Kurze Zeit später fand der Landesvorstand in einer Erklärung noch deutlichere Worte. «Der Schaden, der durch die neue Fraktion angerichtet wurde, wird die Linke Hamburg auf Jahre hinweg beschäftigen.» Heyenns Austritt sei ein verheerendes politisches Signal. «Das ist (...) der dringende Appell, den Umgang in der Partei und in der Fraktion miteinander zu ändern», forderte der Vorstand. Heyenn hatte die Partei 2008 erstmals in die Bürgerschaft geführt und 2011 das Wahlergebnis von 6,4 Prozent verteidigt. Bei der Wahl am 15. Februar konnten die Linken unter der Führung ihrer Spitzenkandidatin Heyenn sogar 8,5 Prozent erlangen - nach dem Saarland das zweitbeste Linken-Ergebnis in einem westdeutschen Landesparlament. Die Fraktion zählt nun elf Abgeordnete, drei mehr als bisher.

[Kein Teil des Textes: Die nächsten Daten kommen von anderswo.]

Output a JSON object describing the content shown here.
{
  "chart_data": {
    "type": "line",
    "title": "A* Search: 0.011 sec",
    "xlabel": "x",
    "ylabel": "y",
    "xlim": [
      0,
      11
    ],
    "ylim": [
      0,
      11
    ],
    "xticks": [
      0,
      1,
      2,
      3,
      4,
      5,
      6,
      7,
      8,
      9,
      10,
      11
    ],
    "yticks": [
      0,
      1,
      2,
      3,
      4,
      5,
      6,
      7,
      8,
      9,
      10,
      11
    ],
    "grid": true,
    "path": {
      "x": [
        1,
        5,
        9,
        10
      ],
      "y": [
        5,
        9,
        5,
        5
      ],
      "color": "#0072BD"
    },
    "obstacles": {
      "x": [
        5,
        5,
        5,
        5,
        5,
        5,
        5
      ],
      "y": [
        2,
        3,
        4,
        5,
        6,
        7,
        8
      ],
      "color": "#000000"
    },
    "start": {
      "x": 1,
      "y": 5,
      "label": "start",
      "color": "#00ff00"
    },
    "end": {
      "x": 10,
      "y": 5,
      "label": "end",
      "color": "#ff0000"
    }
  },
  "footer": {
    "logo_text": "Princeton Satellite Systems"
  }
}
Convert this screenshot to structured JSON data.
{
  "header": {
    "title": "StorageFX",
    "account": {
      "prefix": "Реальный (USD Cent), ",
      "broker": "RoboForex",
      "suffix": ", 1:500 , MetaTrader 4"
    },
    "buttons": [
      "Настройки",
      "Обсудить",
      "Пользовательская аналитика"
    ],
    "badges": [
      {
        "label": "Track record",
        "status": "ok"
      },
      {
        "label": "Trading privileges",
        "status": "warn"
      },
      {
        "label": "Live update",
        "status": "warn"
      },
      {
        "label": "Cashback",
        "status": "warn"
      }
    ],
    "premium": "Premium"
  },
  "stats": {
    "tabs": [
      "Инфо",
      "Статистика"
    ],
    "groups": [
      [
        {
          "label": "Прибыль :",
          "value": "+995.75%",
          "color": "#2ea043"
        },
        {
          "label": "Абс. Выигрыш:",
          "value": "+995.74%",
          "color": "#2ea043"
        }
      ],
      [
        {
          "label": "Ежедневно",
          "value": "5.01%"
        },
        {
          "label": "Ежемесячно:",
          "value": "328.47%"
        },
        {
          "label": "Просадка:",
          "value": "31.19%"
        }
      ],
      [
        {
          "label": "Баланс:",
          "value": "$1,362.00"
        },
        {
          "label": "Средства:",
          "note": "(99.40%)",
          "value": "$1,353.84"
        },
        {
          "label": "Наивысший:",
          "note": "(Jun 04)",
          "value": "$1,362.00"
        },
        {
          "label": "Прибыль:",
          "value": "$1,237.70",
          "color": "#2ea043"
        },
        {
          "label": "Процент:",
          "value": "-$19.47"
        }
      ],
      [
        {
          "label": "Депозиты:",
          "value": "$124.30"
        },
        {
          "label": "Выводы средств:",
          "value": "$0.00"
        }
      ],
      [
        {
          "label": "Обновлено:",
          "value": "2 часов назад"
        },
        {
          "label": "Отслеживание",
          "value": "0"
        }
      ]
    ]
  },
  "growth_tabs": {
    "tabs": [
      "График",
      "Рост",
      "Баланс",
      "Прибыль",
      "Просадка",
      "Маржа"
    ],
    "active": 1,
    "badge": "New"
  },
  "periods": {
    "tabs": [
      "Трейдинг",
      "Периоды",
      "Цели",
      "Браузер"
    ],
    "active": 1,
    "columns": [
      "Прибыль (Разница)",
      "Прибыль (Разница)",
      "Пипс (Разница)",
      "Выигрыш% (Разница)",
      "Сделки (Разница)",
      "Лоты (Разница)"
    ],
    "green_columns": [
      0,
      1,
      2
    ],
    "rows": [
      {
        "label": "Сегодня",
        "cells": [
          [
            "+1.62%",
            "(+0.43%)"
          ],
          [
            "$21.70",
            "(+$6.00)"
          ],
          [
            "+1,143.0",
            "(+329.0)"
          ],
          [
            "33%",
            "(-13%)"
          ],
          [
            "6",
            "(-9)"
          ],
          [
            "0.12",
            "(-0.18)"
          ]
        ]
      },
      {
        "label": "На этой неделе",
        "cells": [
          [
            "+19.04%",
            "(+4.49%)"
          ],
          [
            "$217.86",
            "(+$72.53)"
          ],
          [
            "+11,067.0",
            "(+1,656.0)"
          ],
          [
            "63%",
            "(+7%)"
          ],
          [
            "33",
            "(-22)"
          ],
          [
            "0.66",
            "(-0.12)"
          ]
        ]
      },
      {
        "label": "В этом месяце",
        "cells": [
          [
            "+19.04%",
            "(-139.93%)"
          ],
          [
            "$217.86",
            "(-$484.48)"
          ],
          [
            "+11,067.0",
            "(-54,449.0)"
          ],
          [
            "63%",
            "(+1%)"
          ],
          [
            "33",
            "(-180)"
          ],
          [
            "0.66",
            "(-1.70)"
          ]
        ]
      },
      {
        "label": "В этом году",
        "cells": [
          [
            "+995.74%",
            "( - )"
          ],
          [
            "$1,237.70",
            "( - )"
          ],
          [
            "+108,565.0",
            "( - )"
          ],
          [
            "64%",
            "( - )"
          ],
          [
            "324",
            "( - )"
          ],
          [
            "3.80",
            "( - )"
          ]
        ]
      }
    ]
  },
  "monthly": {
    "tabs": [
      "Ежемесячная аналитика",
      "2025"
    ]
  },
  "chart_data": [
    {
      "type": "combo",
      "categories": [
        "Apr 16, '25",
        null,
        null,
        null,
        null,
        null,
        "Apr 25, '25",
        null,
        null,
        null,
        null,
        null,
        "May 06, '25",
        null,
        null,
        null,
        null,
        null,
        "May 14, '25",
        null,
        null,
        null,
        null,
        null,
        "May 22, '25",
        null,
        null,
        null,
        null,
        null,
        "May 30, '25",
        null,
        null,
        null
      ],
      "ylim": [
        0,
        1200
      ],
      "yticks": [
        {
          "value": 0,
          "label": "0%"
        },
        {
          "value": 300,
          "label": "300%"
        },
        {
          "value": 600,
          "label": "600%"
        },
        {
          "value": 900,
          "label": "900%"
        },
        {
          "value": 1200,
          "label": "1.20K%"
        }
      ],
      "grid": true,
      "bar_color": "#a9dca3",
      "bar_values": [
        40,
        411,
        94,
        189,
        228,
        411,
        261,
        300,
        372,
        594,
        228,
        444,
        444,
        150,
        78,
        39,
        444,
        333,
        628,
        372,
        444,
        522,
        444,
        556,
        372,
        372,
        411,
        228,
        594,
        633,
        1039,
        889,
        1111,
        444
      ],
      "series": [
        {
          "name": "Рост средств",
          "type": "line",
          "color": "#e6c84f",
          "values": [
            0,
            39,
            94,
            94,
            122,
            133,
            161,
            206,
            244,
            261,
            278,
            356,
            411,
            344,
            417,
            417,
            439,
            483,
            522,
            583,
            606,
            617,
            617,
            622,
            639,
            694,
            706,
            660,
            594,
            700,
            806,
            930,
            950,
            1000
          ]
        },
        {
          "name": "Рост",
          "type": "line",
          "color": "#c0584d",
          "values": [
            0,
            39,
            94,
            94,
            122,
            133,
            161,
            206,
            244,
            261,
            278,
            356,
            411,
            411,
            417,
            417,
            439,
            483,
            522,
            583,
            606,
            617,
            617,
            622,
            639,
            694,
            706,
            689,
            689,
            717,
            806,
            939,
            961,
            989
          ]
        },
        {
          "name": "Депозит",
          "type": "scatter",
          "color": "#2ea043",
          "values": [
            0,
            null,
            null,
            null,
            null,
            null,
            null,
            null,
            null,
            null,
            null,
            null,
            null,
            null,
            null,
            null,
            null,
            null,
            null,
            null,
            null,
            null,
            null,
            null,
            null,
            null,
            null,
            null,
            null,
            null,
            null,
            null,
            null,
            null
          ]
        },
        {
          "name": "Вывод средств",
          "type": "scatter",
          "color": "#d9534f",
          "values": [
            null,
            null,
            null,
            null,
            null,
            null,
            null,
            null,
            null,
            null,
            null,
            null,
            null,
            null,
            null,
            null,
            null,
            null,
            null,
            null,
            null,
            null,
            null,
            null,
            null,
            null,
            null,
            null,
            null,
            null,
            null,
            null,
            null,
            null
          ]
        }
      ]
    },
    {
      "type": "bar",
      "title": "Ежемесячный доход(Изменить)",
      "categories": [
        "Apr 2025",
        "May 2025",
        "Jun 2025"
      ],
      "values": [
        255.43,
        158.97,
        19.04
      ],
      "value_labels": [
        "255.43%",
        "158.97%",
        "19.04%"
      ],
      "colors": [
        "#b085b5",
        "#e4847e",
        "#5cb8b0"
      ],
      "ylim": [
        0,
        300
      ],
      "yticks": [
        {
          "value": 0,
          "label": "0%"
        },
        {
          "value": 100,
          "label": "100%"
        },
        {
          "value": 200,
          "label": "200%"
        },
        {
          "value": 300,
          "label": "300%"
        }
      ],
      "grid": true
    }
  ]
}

Ursprünglich vorgesehen war, dass Heyenn mit ihrer siebenjährigen Erfahrung als Fraktionsvorsitzende das Amt zunächst weiter ausübt und sich dann - wie von ihr selbst gewünscht - im Laufe der fünfjährigen Legislaturperiode zurückzieht, um Boeddinghaus Platz zu machen. Nach der Wahl kam dann jedoch plötzlich der Wunsch nach einer Doppelspitze auf, den auch Heyenn zunächst unterstützte. Die Fraktion müsse neue Akzente setzen, sagte Boeddinghaus. «Wir sind nunmehr die einzige linke Oppositionskraft in der Bürgerschaft.» Sie hoffe nun, dass die persönlichen Verletzungen überwunden werden könnten und eine gute Zusammenarbeit mit Heyenn als einfacher Abgeordneter möglich ist. Kritik, dass Wähler das Vorgehen nicht
goutieren könnten, wies Boeddinghaus zurück.

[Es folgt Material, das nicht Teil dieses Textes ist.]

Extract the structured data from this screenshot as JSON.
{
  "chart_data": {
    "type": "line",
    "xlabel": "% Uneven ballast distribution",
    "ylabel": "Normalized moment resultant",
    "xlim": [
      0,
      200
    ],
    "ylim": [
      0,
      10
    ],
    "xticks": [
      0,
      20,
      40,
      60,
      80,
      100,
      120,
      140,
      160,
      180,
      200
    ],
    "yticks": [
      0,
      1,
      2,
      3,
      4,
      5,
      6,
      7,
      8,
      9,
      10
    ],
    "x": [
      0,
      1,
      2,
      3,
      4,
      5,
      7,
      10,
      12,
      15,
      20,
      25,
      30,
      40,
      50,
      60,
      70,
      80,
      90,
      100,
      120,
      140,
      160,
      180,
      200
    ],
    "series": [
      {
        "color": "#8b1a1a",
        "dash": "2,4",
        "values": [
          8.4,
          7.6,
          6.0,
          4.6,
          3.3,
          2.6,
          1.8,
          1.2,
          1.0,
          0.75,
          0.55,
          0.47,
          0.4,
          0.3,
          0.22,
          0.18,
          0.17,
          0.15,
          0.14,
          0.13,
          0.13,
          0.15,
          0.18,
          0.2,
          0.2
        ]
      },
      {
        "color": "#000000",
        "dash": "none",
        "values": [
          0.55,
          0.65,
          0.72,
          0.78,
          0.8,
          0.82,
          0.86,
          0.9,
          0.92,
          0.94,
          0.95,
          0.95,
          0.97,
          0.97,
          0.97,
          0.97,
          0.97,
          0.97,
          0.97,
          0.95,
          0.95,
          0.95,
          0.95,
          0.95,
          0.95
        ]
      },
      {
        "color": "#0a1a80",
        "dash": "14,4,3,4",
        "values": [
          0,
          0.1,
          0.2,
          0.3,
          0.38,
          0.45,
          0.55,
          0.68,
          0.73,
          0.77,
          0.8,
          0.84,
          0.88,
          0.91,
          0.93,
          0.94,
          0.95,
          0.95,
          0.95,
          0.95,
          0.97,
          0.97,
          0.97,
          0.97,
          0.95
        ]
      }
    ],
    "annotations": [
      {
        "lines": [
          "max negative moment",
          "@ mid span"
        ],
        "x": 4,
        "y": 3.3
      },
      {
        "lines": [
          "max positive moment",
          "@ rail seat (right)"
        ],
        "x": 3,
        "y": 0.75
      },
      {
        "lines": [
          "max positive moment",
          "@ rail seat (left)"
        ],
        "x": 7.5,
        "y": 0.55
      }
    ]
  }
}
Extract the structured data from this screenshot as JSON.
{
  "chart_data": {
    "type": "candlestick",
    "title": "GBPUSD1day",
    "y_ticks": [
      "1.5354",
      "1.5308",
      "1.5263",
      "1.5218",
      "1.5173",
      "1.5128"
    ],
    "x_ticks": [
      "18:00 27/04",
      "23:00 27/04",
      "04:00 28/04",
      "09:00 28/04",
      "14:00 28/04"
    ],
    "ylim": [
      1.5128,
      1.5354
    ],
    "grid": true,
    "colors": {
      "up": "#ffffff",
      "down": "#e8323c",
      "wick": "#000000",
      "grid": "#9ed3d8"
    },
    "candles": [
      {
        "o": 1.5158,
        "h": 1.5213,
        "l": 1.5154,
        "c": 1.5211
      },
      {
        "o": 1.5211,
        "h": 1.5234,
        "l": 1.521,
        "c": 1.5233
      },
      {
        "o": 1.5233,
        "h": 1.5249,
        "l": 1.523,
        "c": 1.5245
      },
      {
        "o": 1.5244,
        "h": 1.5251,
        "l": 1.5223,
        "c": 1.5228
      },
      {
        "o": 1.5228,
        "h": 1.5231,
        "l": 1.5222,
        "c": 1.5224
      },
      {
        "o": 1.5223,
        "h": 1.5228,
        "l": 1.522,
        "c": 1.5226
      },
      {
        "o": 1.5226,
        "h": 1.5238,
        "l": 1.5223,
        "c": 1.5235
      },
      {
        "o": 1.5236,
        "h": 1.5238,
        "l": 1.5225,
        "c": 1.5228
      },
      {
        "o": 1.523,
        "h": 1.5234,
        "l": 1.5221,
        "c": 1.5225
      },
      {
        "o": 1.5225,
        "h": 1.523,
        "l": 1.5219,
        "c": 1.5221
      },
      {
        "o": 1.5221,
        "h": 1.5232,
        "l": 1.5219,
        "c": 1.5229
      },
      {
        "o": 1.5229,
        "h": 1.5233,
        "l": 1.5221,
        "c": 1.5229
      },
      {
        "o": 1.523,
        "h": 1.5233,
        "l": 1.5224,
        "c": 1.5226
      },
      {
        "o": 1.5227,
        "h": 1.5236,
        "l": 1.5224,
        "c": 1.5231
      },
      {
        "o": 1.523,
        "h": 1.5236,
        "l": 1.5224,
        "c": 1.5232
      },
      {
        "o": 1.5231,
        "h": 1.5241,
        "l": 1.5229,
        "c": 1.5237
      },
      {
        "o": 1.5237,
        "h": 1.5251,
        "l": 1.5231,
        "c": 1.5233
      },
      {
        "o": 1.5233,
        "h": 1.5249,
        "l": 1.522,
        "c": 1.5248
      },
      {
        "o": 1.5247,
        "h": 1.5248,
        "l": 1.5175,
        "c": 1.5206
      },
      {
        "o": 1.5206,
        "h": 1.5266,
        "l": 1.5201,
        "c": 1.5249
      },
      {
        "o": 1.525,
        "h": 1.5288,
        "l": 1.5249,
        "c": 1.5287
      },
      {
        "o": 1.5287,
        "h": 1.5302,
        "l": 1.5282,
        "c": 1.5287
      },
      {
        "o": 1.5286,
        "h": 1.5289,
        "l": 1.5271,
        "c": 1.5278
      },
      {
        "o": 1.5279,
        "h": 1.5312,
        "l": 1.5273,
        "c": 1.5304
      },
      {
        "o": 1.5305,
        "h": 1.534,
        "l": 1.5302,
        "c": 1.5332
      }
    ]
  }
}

Die Linken seien in erster Linie wegen des Parteiprogramms, wegen der Arbeit der Fraktion insgesamt sowie der Parteimitglieder im Wahlkampf gewählt worden. «Dass da natürlich Frau Heyenn eine herausragende Rolle gespielt hat (...), ist unstrittig. Aber dennoch muss man sagen, Spitzenkandidatin ist nicht gleich automatisch Fraktionsvorsitzende.» Die Erziehungswissenschaftlerin Boeddinghaus war bislang Fraktionsvorsitzende der Linken in der Bezirksversammlung Harburg. Die Bildungspolitikerin gehört erstmals der Bürgerschaft an. Die Studentin Özdemir hat dagegen bereits eine Wahlperiode Erfahrung und ist Sprecherin für Soziales, Integration und Inklusion. Die Parlamentarische Geschäftsführung übernimmt künftig Heike Sudmann, als stellvertretender Fraktionsvorsitzender wurde Deniz Celik gewählt.